The BBG justifies its decision with specious statistics “showing” a tiny VOA audience – statistics gathered by a Chinese state-sanctioned polling company through interviews and Internet polls. Responses are monitored by a regime that has punished listeners of “subversive” broadcasts. Because it would be crazy to admit listening to VOA, the statistics more accurately measure the size of the crazy population of China. Furthermore, audience size can change radically overnight under conditions of political crisis.

The BBG argues that broadcasts will continue to China by Radio Free Asia (RFA). Fine and good. But RFA has a different mission than VOA. It, like Radio Free Europe, is designed to serve as a “surrogate domestic free press” whose programming concerns developments within China itself – news and information suppressed by the communist regime.

The VOA has a separate and equally important mission. It explains U.S. policy and helps foreign audiences understand America. Both missions are essential and cannot effectively be melded into a single station.

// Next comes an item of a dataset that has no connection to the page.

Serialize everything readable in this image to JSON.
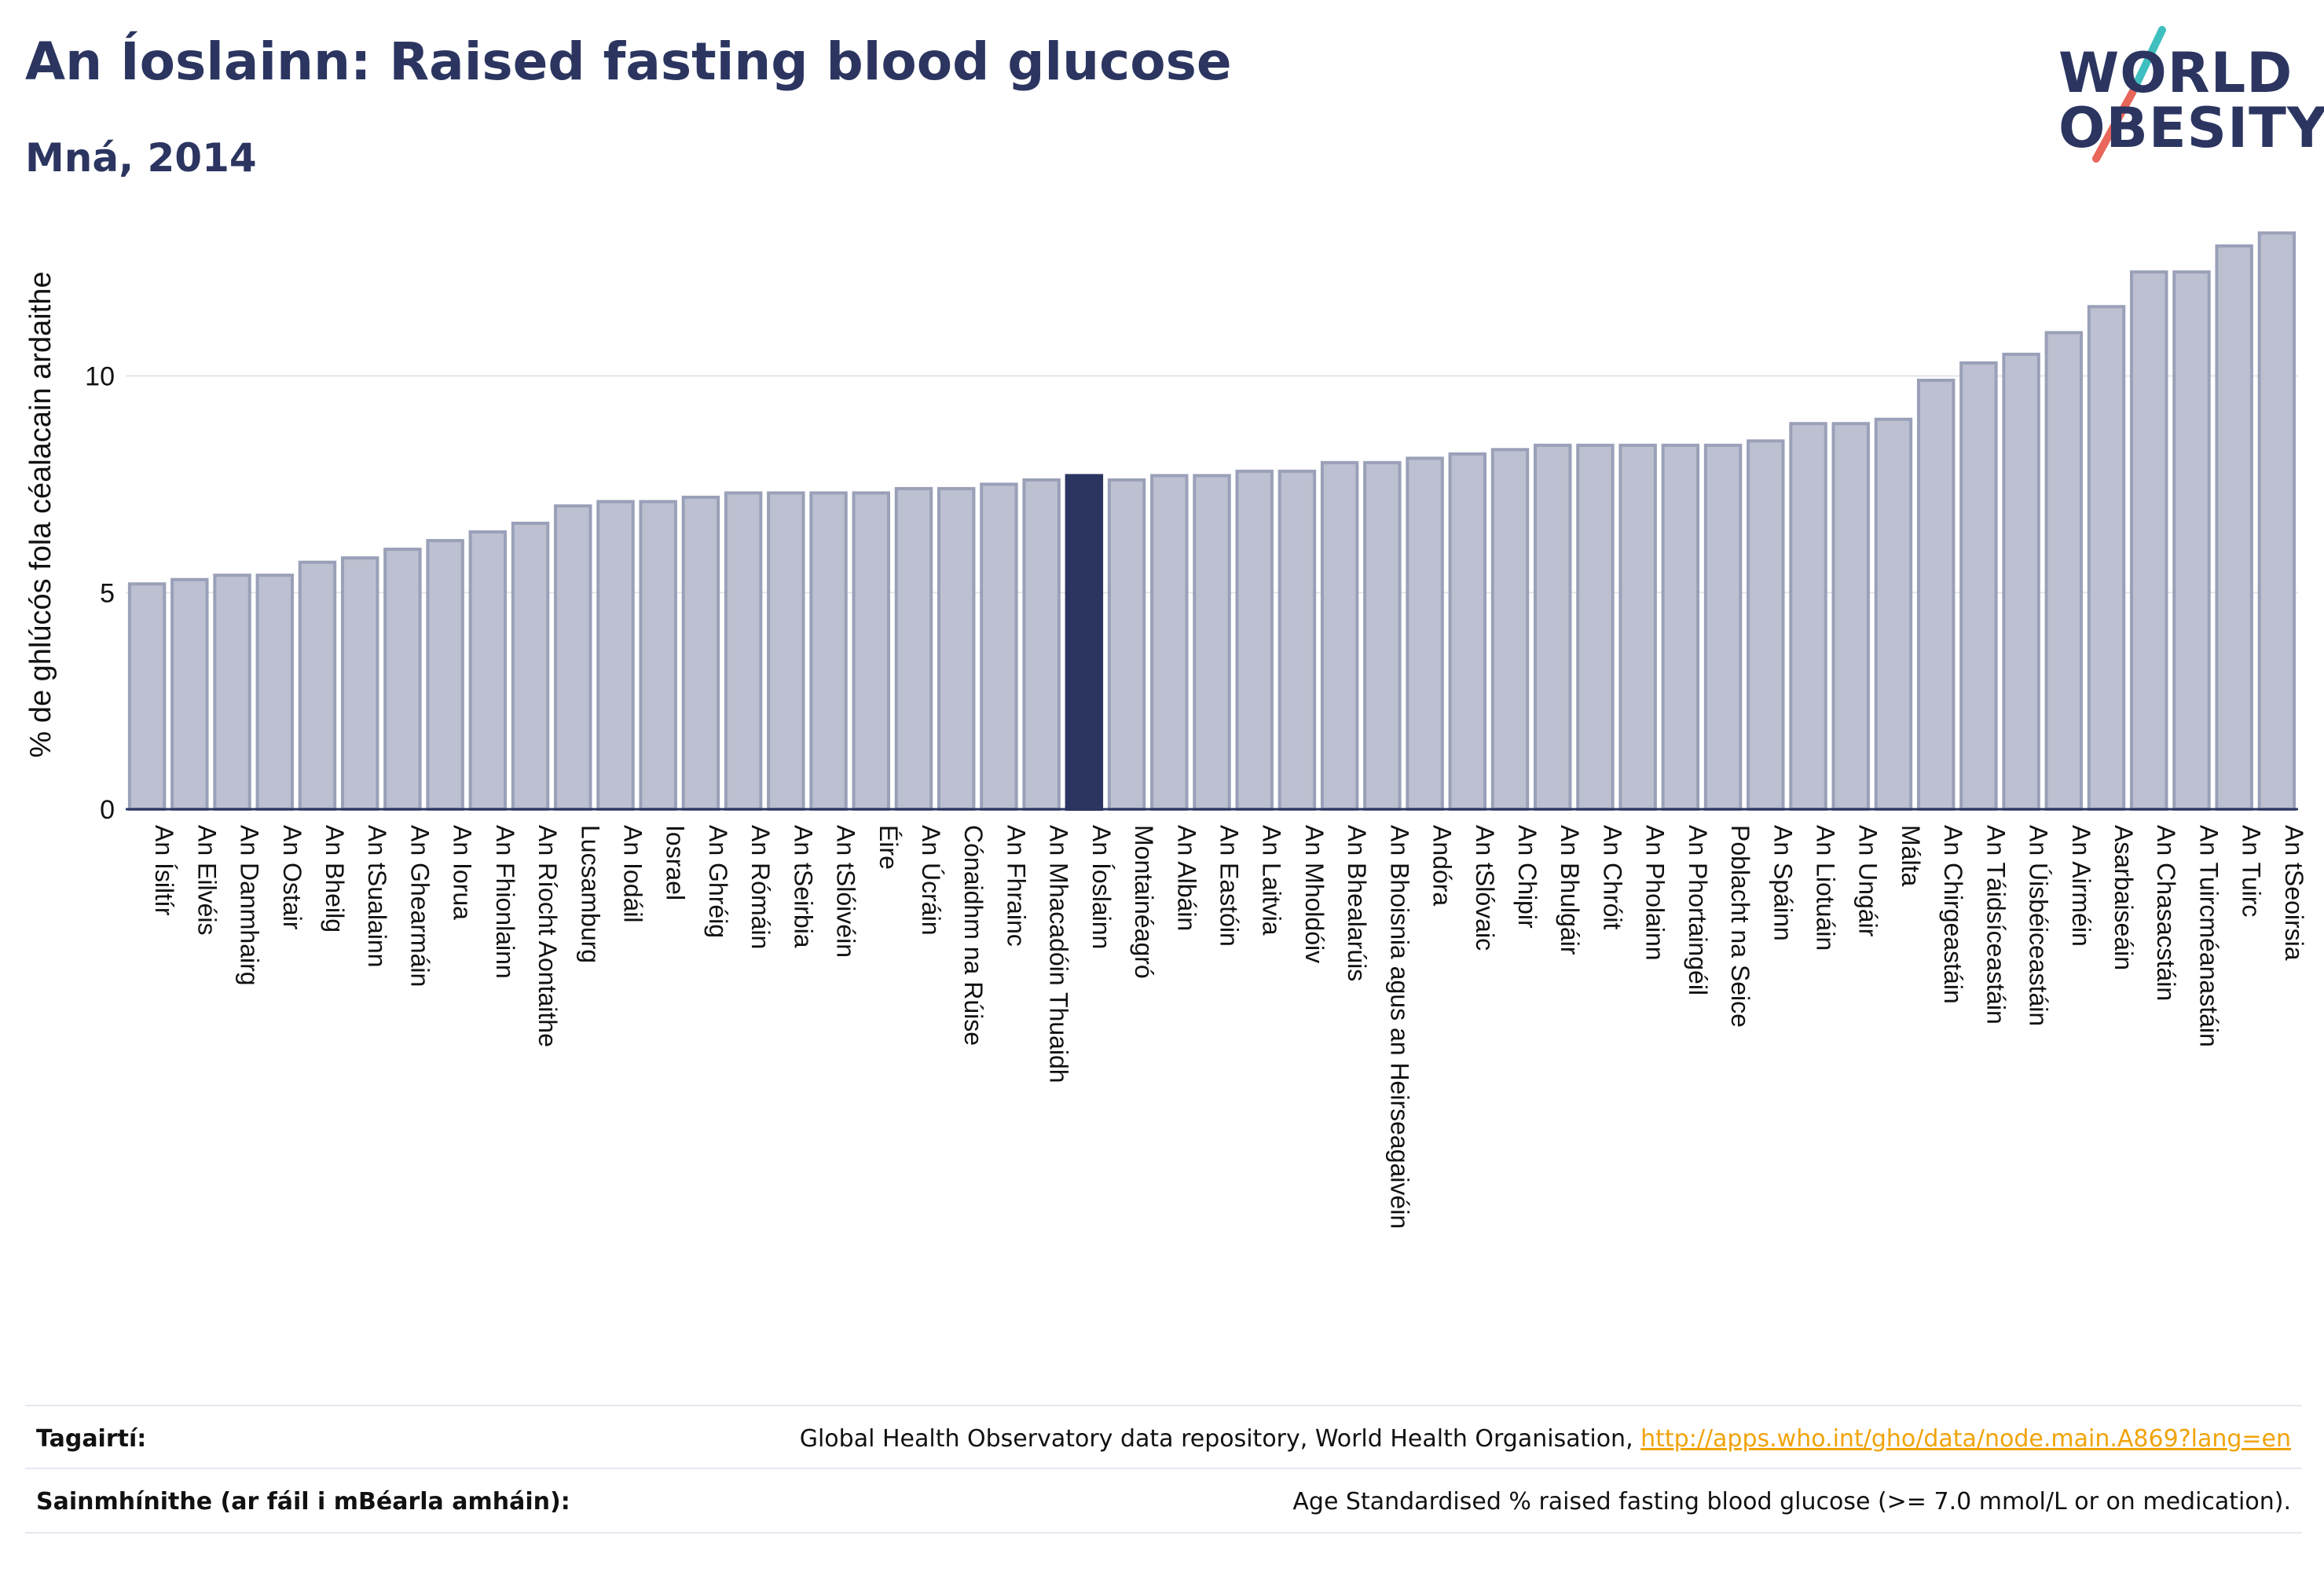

During the Cold War, Alexander Solzhenitsyn called our radio broadcasts “the mightiest weapon that the United States possesses to create mutual understanding between America and the oppressed Russian people.” Recognizing this in the 1980s, we strengthened our broadcasts to the Soviet empire. They were arguably the most influential instrument we had to embolden domestic resistance to that regime. They not only connected us with the people, they enabled the people, who established underground lines of communication with their radios, to communicate among themselves, organize and create a critical mass of resistance. When asked about the importance of radios to the rise and survival of the Solidarity movement in Poland, Polish President Lech Walesa replied, “Would there be life on earth without the sun?”

Similarly, VOA inspired the pro-democracy 1989 Tiananmen Square demonstrations, which were cruelly suppressed by our current “trading partners.”

U.S. policy has long hoped that Chinese economic reforms would translate into political reforms. But this has not happened. Instead, we see China pursuing Cold War policies: 25,000 spies in the United States; relentless cyber-attacks on our corporations, government agencies and China experts; nuclear proliferation to Iran and North Korea; massive military buildup; regional hegemonism; and propagandizing its people and armed forces that the United States is the “main enemy.”

Meanwhile, as we steadily lose our economic and military edge over Beijing for $8 million – not saved, but reprogrammed – we are throwing out what may be our most powerful leverage: our alliance with millions of its oppressed people for whom dissent is still rewarded with slave labor in the Chinese gulag.

We may wake up one day to the reality that Beijing is poised to subject us to strategic blackmail while we are in a state of strategic inferiority. We then may have no choice but to kowtow and become one of China’s tributary states. One of the few things that could prevent such a scenario would be political change prompted by the Chinese people. Only one strategic asset can help promote such change: our ability to support the Chinese people’s desire to reclaim their freedom and their human dignity. Their capability to do so, like that of the peoples of the Soviet empire, depends heavily on our ability to communicate with them now and give them the instruments to communicate with one another. The VOA’s China broadcasts already contribute mightily to this capability, and prudence dictates that they must be preserved.

John Lenczowski, formerly President Reagan’s Soviet affairs adviser, is president of the Institute of World Politics. He is author of “Full Spectrum Diplomacy and Grand Strategy” (Lexington Books, 2011).